I have used the same brine for several years. I store it in glass jars in the house refrigerator, because it seemed to pick up a sour or yeasty smell if stored at the cheese refrigerator temperature.
I heavily salt the tops of the cheeses while brining, to add salt replacing that taken up by the cheese.
The brine goes through a fine strainer into the jars in between cheeses.
Occasionally it is "pasteurized" at 145 or so. I have checked the saturation using a BRIX hygrometer from wine making.
Having to make a new batch of brine with all that salt does not sound like fun..
Susan

DrChile

ph of brine was 4.9. 
Likely may need to add more calcium Chloride or add more salt.

we shall see...

awakephd

In general, I don't think the salt content would affect sliminess one way or the other. Calcium content is a very likely suspect, followed by pH being off. Your pH of 4.9 may be a little low - you want it to be the same as the cheese, of which most types usually go into the brine around 5.1-5.3.

FWIW, I got tired of fiddling with / storing brine, and now I dry salt rather than brining. Thus far I've been very happy with this approach, but of course, YMMV. :)
-- Andy

DrChile

Excellent - i was just gonna ask what the pH should be... 

Trent

mikekchar

I think the thing about brining is that over time your brine will naturally move towards the optimal place for cheese.  I always use a fully saturated brine for brining (30 something percent???)  I don't really understand the people who brine at 18% or whatever as it seems quite difficult to control.   As long as I have some undissolved salt in the brine, then I know it is fully saturated.  When I first made my brine, I added the same amount of calcium chloride as I would for that quantity of milk.  Again, over time the cheese and brine will exchange calcium and it will be just about perfect in the end.  I also added enough citric acid to hit a pH of about 5.3, I believe (it's long enough ago that I don't really remember).  Again, over time the cheeses will drain whey into the brine (my cheeses are usually about 0.5% lighter after brining).  If you make enough cheese, eventually your brine will just be whey.

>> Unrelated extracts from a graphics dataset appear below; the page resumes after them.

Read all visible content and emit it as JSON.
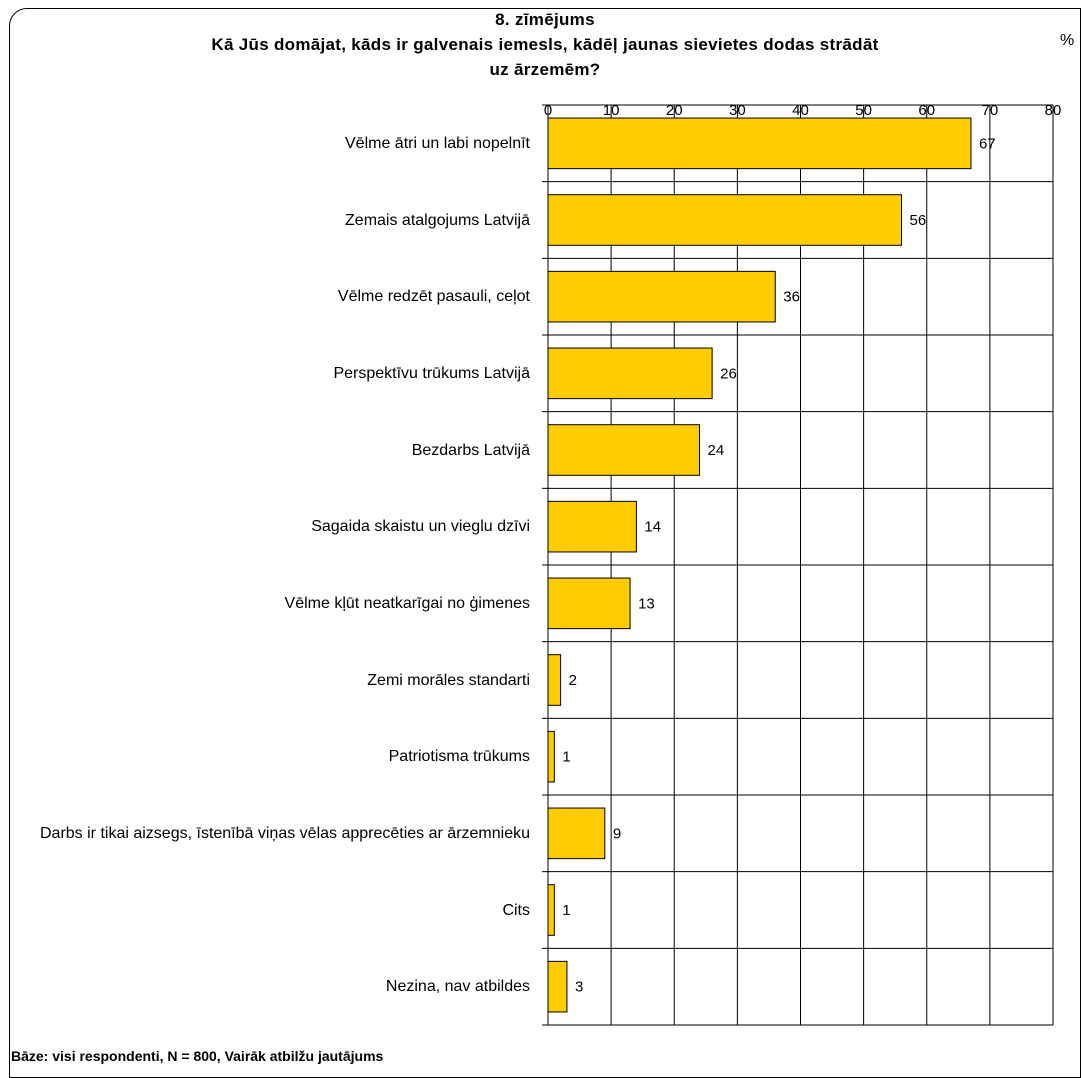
{
  "chart_data": {
    "type": "bar",
    "orientation": "horizontal",
    "title_lines": [
      "8. zīmējums",
      "Kā Jūs domājat, kāds ir galvenais iemesls, kādēļ jaunas sievietes dodas strādāt",
      "uz ārzemēm?"
    ],
    "unit": "%",
    "xlim": [
      0,
      80
    ],
    "ticks": [
      0,
      10,
      20,
      30,
      40,
      50,
      60,
      70,
      80
    ],
    "grid": true,
    "bar_color": "#FFCC00",
    "categories": [
      "Vēlme ātri un labi nopelnīt",
      "Zemais atalgojums Latvijā",
      "Vēlme redzēt pasauli, ceļot",
      "Perspektīvu trūkums Latvijā",
      "Bezdarbs Latvijā",
      "Sagaida skaistu un vieglu dzīvi",
      "Vēlme kļūt neatkarīgai no ģimenes",
      "Zemi morāles standarti",
      "Patriotisma trūkums",
      "Darbs ir tikai aizsegs, īstenībā viņas vēlas apprecēties ar ārzemnieku",
      "Cits",
      "Nezina, nav atbildes"
    ],
    "values": [
      67,
      56,
      36,
      26,
      24,
      14,
      13,
      2,
      1,
      9,
      1,
      3
    ]
  },
  "footnote": "Bāze: visi respondenti, N = 800, Vairāk atbilžu jautājums"
}
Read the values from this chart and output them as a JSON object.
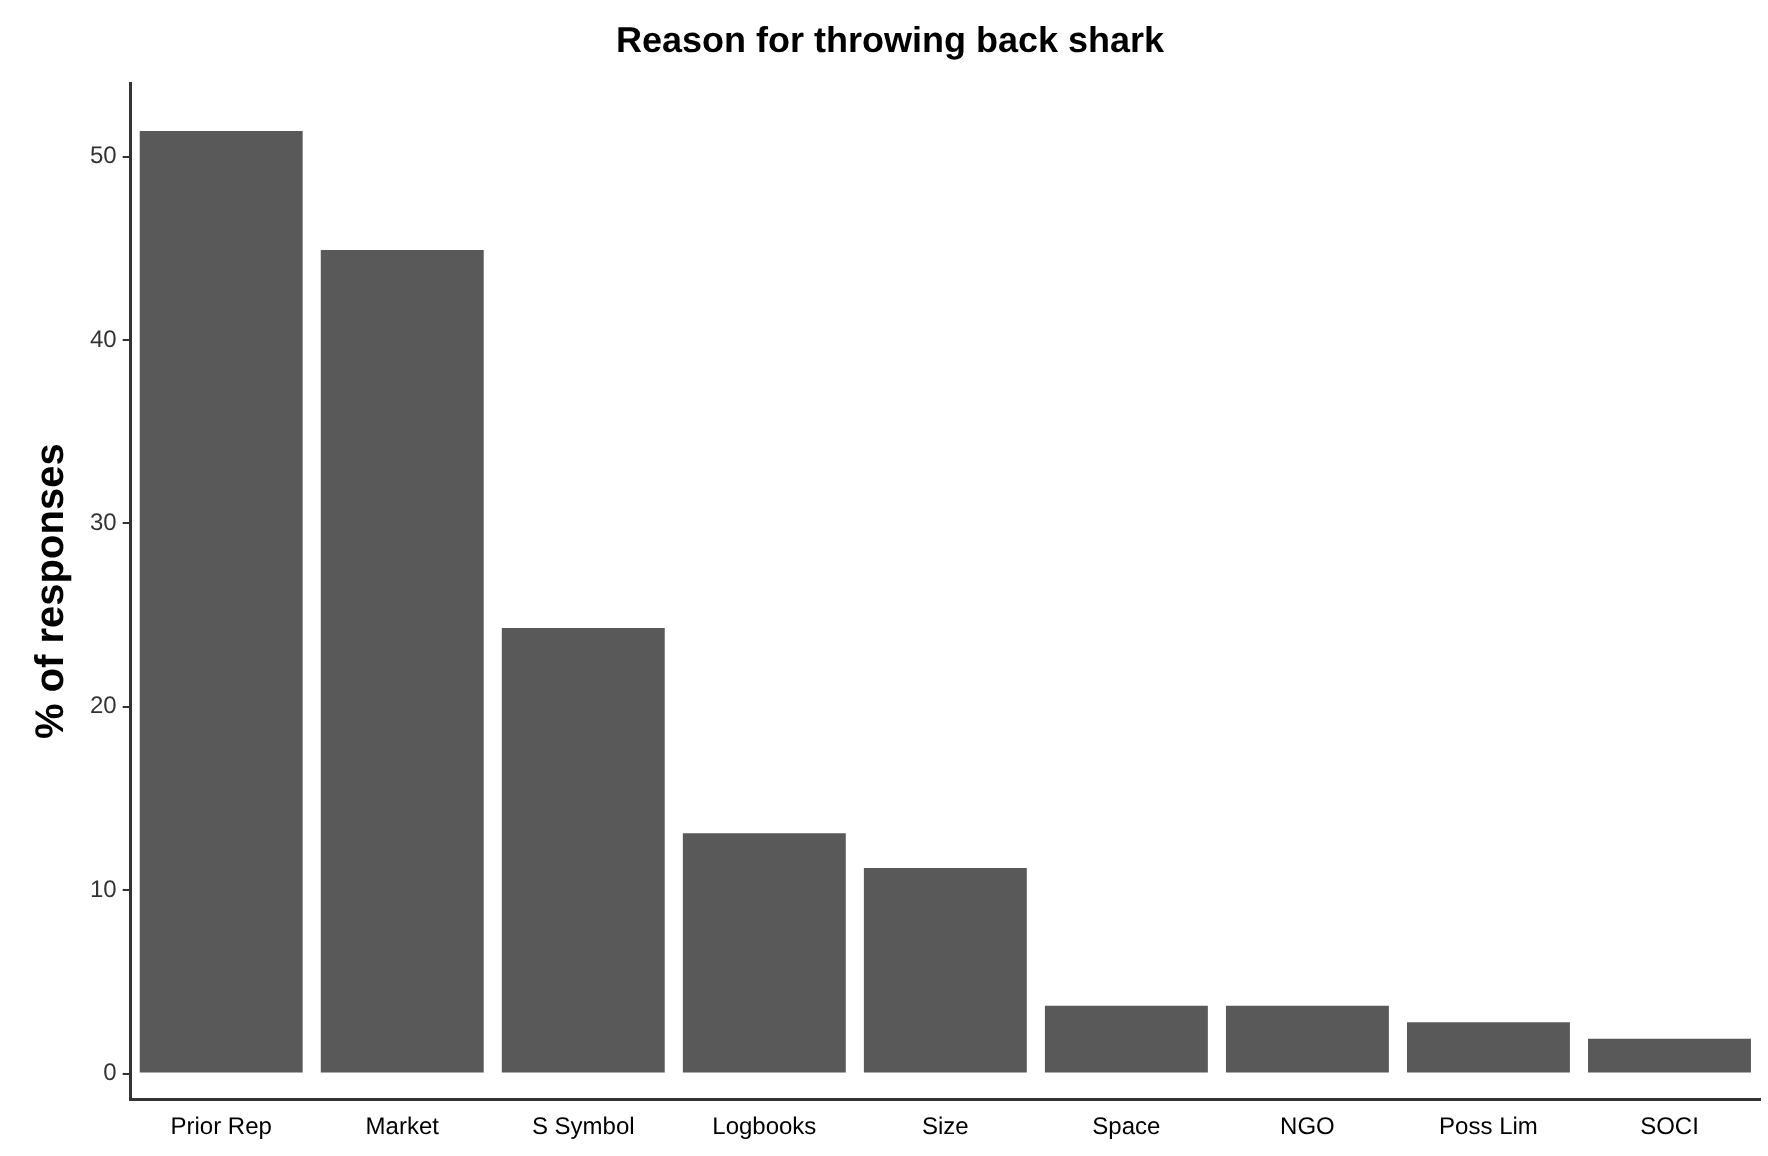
{
  "chart_data": {
    "type": "bar",
    "title": "Reason for throwing back shark",
    "ylabel": "% of responses",
    "categories": [
      "Prior Rep",
      "Market",
      "S Symbol",
      "Logbooks",
      "Size",
      "Space",
      "NGO",
      "Poss Lim",
      "SOCI"
    ],
    "values": [
      51.4,
      44.9,
      24.3,
      13.1,
      11.2,
      3.7,
      3.7,
      2.8,
      1.9
    ],
    "color": "#595959",
    "ylim": [
      -1.4,
      54
    ],
    "yticks": [
      0,
      10,
      20,
      30,
      40,
      50
    ],
    "grid": false,
    "legend": false
  }
}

There are a couple of downsides to this approach, though.  Over time as you get more and more whey in your brine, the ratio of calcium chloride to calcium phosphate will go down.  And because calcium phosphate will precipitate when you heat the brine, you will slowly lose calcium from the brine as you pasteurise it.  For that reason, I don't pasteurise my brine unless I think there is a reason to do so.  I taste my brine before I use it.  It tastes like cheese.  But that is definitely a risk -- I believe a small one, but I could definitely be wrong.

The other problem is that over time your brine will acquire lactose because there is still lactose in the whey as it is draining from the cheeses.  Eventually it will certainly start to ferment, I think.  I haven't actually noticed anything growing in my brine, but see "that is definitely a risk", above.